所以,當我正聚精會神在蓮花台上雕畫的動物圖案的時候,那個突然出現的聲音真的吓了我一跳,一股電流登時蹿上我的頭皮,一下就麻了。
誰知,定睛一看,那人竟是師姐!
隻見她一手正抓在一根指頭粗的合金鏈子上,顔色呈靛青色,上有多節,每節大約七八公分長,節骨上刻有精細的獸口花紋。最後手上握着的那節的節尾上,有一柄八公分長的月牙形手柄,從師姐的手指縫中,隐約露出一條青龍尾巴的圖案。
這鏈子雖細,但卻能禁得住一個成年人的體重,看來,也是一把上等的好兵器。
我忽然想起師姐之前在杉樹林裏用過的那把錐形匕首,手柄似乎就是這樣的月牙形狀,匕首長得像一把鋒利的冰錐。當時我還覺得古怪,從沒見過哪把匕首長這樣的。原來是爲了夾藏這些鐵鏈!
師姐見我的注意力全在她的兵器上,得意笑道:“這叫九節鞭,是用千年釩鋼中最完整的一段打造的。‘九’隻是一個虛數,并不單指九節,可以根據需要無限延接。”
師姐說着,握着月牙手柄的手腕一晃,挨着往上的三節手指頭粗的鏈子,突然一分爲二,三節變六節,師姐登時往下沉了一頭。
我正看得目瞪口呆,師姐的手腕又靈巧地一晃,那裂成筷子細的鏈子立刻又就近兩兩合二爲一,恢複成原來的樣子。
我低頭下意識地看向腰裏的天杖,真是人比人得死,貨比貨得扔啊!
師姐順着我的目光看到天杖,怎會不知我内心的想法,安慰我道:“你的兵器也不錯,上古烏金打造,看似是杖,實則暗藏劍鋒,出其不意,攻其不備。恩……跟你挺般配。”

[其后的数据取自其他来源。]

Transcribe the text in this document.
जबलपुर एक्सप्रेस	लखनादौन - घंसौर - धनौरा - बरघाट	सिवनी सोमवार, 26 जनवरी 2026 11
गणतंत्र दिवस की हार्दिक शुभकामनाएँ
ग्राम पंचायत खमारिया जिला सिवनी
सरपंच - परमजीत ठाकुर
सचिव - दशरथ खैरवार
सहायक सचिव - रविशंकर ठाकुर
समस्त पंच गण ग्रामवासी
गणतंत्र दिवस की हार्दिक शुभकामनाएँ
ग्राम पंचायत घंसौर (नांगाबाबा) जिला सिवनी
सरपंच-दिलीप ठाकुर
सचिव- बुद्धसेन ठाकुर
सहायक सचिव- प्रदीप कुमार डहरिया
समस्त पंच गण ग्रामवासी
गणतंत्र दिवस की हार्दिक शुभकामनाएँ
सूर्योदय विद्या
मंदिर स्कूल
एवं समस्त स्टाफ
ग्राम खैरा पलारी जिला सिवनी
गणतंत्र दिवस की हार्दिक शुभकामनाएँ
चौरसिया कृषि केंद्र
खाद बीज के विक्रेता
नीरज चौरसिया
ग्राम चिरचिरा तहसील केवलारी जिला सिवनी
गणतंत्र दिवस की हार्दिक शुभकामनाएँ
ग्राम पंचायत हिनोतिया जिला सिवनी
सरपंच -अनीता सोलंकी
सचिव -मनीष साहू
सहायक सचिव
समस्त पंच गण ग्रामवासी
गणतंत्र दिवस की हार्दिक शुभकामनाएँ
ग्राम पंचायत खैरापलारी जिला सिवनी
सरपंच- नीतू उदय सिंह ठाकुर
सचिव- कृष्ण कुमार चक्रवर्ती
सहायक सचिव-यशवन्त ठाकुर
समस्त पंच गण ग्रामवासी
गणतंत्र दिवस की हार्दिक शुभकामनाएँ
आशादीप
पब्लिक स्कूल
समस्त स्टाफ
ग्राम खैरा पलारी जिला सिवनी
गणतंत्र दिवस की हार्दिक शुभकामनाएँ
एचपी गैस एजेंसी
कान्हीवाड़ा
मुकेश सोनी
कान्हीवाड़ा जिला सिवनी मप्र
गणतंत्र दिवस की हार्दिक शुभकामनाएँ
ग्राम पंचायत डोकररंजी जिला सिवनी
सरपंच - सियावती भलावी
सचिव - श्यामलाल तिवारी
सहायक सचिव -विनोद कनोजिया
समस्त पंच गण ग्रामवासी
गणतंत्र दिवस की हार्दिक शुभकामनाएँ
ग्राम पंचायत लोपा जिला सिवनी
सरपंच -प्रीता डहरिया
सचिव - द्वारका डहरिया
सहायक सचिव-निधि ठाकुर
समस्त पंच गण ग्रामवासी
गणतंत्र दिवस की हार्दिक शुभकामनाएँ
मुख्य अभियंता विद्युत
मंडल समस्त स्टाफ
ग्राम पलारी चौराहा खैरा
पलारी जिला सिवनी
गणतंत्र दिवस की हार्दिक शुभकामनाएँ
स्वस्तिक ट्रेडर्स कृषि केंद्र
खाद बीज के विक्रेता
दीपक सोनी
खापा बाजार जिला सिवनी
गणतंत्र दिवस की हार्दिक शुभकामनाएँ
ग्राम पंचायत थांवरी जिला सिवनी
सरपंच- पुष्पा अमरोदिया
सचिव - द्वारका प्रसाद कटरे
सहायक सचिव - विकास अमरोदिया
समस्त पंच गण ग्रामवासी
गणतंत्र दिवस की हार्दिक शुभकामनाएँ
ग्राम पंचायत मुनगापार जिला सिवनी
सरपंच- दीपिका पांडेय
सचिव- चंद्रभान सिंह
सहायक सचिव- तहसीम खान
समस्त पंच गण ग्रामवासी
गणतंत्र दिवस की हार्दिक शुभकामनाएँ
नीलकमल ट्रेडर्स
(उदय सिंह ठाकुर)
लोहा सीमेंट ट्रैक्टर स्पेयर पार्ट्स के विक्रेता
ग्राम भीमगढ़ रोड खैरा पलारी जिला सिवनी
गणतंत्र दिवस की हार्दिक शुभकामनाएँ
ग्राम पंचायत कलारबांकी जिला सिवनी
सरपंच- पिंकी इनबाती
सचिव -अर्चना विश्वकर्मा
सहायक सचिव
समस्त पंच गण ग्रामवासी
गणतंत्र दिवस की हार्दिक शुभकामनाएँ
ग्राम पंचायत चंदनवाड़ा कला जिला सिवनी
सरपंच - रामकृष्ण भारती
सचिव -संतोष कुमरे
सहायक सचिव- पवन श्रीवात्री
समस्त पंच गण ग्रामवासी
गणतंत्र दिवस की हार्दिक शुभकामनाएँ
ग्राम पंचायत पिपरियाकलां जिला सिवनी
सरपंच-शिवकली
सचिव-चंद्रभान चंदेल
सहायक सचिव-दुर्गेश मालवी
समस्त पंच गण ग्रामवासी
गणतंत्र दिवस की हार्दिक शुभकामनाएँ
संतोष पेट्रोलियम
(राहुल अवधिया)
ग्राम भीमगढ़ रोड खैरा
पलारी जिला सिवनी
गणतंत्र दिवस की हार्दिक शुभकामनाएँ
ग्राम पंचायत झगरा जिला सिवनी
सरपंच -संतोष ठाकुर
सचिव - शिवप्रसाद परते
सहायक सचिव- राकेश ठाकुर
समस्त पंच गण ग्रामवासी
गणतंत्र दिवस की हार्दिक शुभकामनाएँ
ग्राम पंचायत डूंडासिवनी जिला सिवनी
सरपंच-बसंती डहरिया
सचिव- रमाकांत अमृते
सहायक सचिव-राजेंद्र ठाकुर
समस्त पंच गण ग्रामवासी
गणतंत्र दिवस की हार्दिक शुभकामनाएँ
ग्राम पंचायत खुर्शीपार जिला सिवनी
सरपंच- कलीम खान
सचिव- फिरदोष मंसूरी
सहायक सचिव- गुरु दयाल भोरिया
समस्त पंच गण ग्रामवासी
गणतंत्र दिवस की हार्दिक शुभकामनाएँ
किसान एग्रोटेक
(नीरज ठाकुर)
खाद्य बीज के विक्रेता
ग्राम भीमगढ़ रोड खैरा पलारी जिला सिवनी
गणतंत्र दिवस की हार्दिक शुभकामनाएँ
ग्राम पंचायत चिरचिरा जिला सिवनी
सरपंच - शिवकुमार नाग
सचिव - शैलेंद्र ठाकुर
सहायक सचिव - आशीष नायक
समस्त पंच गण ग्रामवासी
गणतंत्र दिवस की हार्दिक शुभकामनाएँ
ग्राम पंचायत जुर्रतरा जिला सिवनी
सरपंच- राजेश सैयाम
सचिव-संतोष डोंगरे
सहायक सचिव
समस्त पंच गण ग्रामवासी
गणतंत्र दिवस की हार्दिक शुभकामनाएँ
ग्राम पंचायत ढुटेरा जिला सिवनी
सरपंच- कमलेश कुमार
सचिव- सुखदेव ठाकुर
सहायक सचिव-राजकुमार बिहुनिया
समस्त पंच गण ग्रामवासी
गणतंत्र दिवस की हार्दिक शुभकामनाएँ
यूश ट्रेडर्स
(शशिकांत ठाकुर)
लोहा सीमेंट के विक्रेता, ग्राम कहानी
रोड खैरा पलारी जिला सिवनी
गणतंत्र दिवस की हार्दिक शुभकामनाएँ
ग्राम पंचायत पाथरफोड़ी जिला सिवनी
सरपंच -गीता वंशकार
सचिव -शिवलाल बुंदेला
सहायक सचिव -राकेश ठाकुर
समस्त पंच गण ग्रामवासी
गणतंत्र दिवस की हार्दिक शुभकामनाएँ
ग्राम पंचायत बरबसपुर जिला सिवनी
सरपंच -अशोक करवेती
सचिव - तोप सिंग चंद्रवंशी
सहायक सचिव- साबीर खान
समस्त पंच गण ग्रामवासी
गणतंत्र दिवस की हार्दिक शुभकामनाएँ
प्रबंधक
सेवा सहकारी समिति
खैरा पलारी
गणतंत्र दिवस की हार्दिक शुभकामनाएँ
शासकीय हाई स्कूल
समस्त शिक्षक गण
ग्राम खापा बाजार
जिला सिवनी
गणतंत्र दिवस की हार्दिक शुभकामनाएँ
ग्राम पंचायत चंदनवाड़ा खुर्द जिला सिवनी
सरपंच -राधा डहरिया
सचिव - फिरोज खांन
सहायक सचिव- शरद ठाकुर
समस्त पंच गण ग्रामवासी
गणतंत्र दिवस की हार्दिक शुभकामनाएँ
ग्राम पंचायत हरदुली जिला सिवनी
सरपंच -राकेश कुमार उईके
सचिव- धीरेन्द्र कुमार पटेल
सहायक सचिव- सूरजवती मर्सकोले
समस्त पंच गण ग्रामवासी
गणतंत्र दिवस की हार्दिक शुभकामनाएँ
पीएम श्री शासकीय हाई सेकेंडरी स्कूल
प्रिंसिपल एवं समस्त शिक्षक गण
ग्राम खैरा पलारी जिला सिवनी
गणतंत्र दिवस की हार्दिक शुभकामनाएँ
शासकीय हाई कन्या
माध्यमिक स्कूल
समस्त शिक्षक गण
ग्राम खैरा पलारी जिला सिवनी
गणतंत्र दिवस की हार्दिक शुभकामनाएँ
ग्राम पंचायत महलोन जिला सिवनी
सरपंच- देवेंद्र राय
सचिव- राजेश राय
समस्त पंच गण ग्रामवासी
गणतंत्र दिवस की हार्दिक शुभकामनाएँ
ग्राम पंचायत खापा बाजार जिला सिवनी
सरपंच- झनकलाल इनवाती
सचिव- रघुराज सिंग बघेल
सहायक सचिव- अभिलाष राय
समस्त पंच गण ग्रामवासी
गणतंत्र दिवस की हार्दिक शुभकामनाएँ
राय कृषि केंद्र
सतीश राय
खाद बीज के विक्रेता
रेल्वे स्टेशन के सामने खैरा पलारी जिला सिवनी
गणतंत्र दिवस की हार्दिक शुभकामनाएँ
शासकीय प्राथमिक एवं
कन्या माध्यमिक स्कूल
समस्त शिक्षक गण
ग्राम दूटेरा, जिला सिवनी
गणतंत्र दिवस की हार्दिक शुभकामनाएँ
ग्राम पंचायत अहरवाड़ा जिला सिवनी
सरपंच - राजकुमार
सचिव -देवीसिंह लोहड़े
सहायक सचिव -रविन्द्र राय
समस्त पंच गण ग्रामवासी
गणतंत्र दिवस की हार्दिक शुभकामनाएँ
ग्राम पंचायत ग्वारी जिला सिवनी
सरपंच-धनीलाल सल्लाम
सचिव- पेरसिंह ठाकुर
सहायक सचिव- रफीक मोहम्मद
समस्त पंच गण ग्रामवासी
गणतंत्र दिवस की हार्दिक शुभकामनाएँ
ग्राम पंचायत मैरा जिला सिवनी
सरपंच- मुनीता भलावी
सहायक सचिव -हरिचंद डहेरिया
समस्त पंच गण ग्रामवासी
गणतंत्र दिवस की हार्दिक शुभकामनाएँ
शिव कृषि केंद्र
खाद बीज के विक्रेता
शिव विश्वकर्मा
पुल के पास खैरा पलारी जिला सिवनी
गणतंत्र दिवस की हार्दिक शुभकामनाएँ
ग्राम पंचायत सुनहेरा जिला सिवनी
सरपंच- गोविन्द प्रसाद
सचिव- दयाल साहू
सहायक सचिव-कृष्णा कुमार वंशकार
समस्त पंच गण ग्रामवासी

我謙虛地搖了搖頭,心中卻大爲滿足。常言道,金窩銀窩,不如自己家的狗窩;千好萬好,不如自己用的東西好。短短幾個月,我與這把天杖屢屢出生入死,早已培養了深厚的革命友情,它是我最親密、最信任的戰友,是同左右手一樣不可分離的存在。
剛才那一瞬間,我雖然産生過天杖不如九節鞭的念頭,但幾乎下一秒,這種念頭就消失了。這就好比是我們兩個之間特有的玩笑方式,不管我再怎麽嫌它,也絕對不會背棄它。我相信,它也是一樣。
這時,師姐突然問道:“對了,離三那丫頭使的也是鞭子吧?”
我點點頭,将阿梨的兵器簡要跟師姐介紹了一下。師姐聽後挑了挑眉,笑道:“正好,改天有機會,可以切磋切磋。”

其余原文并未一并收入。